Scientists from Karlsruhe Institute of Technology (KIT), in cooperation with international colleagues, have managed to create structural colours that are non-iridescent, meaning that the colour remains the same irrespective of the viewing angle. The idea, as so often, came from nature – the bright colour of animals’ feathers and hair doesn’t change depending on point of view, as, for example with the blue tarantula’s bright blue coat. The root of this is in the hair’s or feather’s nanostructure: regular structures will create iridescence; irregular structures won’t.
The KIT scientists, and their collaborators, realised that the blue tarantula’s blue isn’t iridescent despite its hair’s structure being periodic (regular). After looking at the hairs more closely they discovered that they had a multi-layered flower-like structure. After computer modelling they printed a 3D model and it generated the same colour over a viewing angle of 160 degrees – larger than any previous synthetic structural colour so far. The size of the flower affects the colour it gives off. The scientists believe that this has great potential to be used in manufacturing, textiles and cosmetics, although a hurdle that needs to be jumped is the scalability of 3D nano-printing technology.

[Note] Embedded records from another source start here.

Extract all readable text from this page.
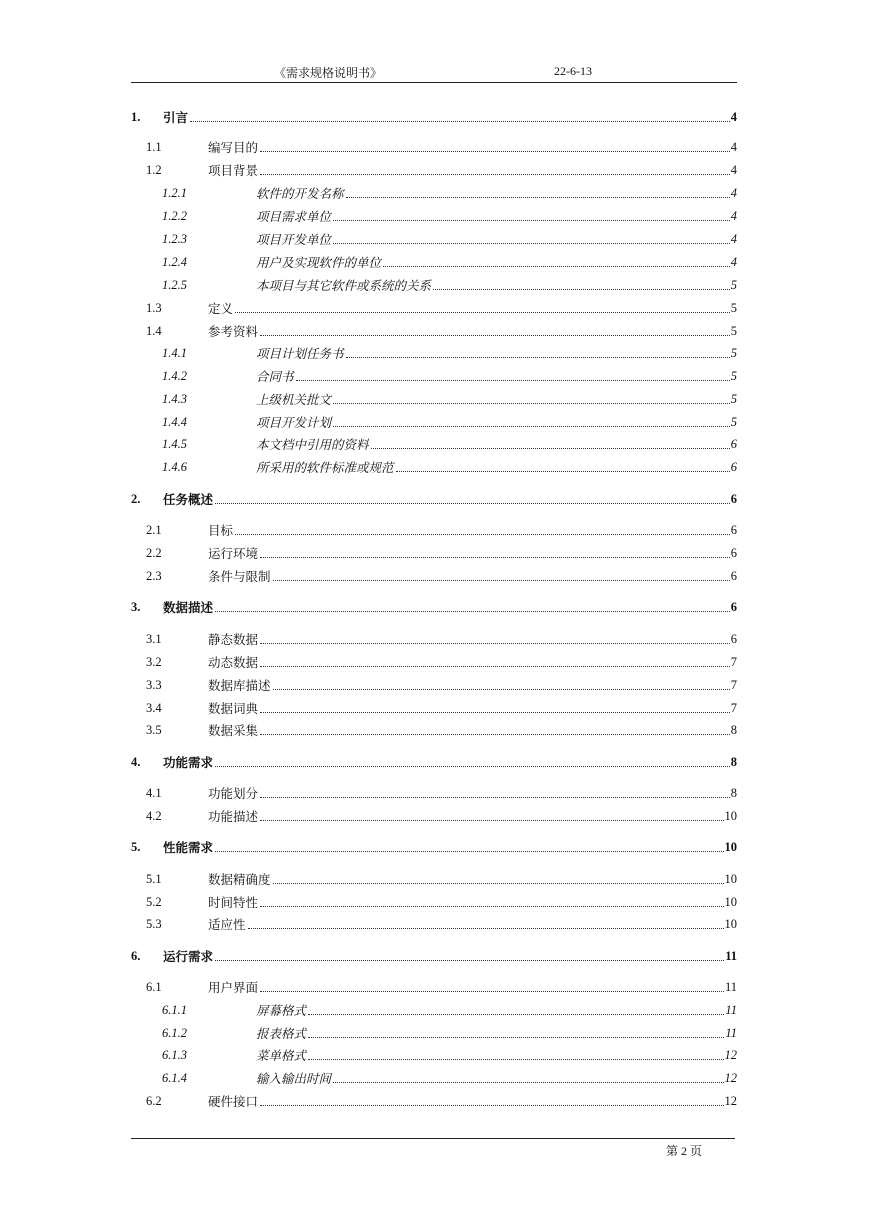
《需求规格说明书》	22-6-13
1. 引言	4
1.1	编写目的	4
1.2	项目背景	4
1.2.1	软件的开发名称	4
1.2.2	项目需求单位	4
1.2.3	项目开发单位	4
1.2.4	用户及实现软件的单位	4
1.2.5	本项目与其它软件或系统的关系	5
1.3	定义	5
1.4	参考资料	5
1.4.1	项目计划任务书	5
1.4.2	合同书	5
1.4.3	上级机关批文	5
1.4.4	项目开发计划	5
1.4.5	本文档中引用的资料	6
1.4.6	所采用的软件标准或规范	6
2. 任务概述	6
2.1	目标	6
2.2	运行环境	6
2.3	条件与限制	6
3. 数据描述	6
3.1	静态数据	6
3.2	动态数据	7
3.3	数据库描述	7
3.4	数据词典	7
3.5	数据采集	8
4. 功能需求	8
4.1	功能划分	8
4.2	功能描述	10
5. 性能需求	10
5.1	数据精确度	10
5.2	时间特性	10
5.3	适应性	10
6. 运行需求	11
6.1	用户界面	11
6.1.1	屏幕格式	11
6.1.2	报表格式	11
6.1.3	菜单格式	12
6.1.4	输入输出时间	12
6.2	硬件接口	12
第 2 页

Po is a Paraguayan non-profit organisation offering 3D printed upper-limb prosthetics for Paraguayans that are unable to get or afford a traditional prosthetic limb. Po claims that out of those Paraguyans that need prosthetic limbs 99% are unable to get one. It further claims that one traditional prosthetic limb is the same price as 100 of its 3D printed prosthetics. The first version of the limb is currently being used by over 100 people, who donated as much as they wished, with any difference between the production and sale price being covered by Po. The company is now planning version two – a device which can be controlled by Myo (a device which is worn on the arm to translate bioelectric signals into movement of a prosthetic). This allows for far more manoeuvrability and functionality than the older model. Po’s 3D printing file is available open-source, allowing anyone to download and print one.
The Herston Biofabrication Institute, set to open in 2017, will be Australia’s first institute dedicated to advancing knowledge and technology in biofabrication uses of 3D imaging, 3D modelling, 3D cell culture and 3D bioprinting. Biofabrication is a method used to create personalised medicines and provide personalised healthcare using a person’s biological material, information about their condition, and specialised 3D printers to print tissue and bone material.
The product of a collaboration between Metro North Hospital and Health Service and Queensland University of Technology (QUT), it is hoped the institute, which will be based in Brisbane, Queensland, Australia, will lower health costs, improve access to the best treatment and provide better quality of life for individuals and society through its multidisciplinary biofabrication research and its creation of facilities including a biofabrication and advanced manufacturing lab, tissue engineering lab, and a discovery and innovation lab.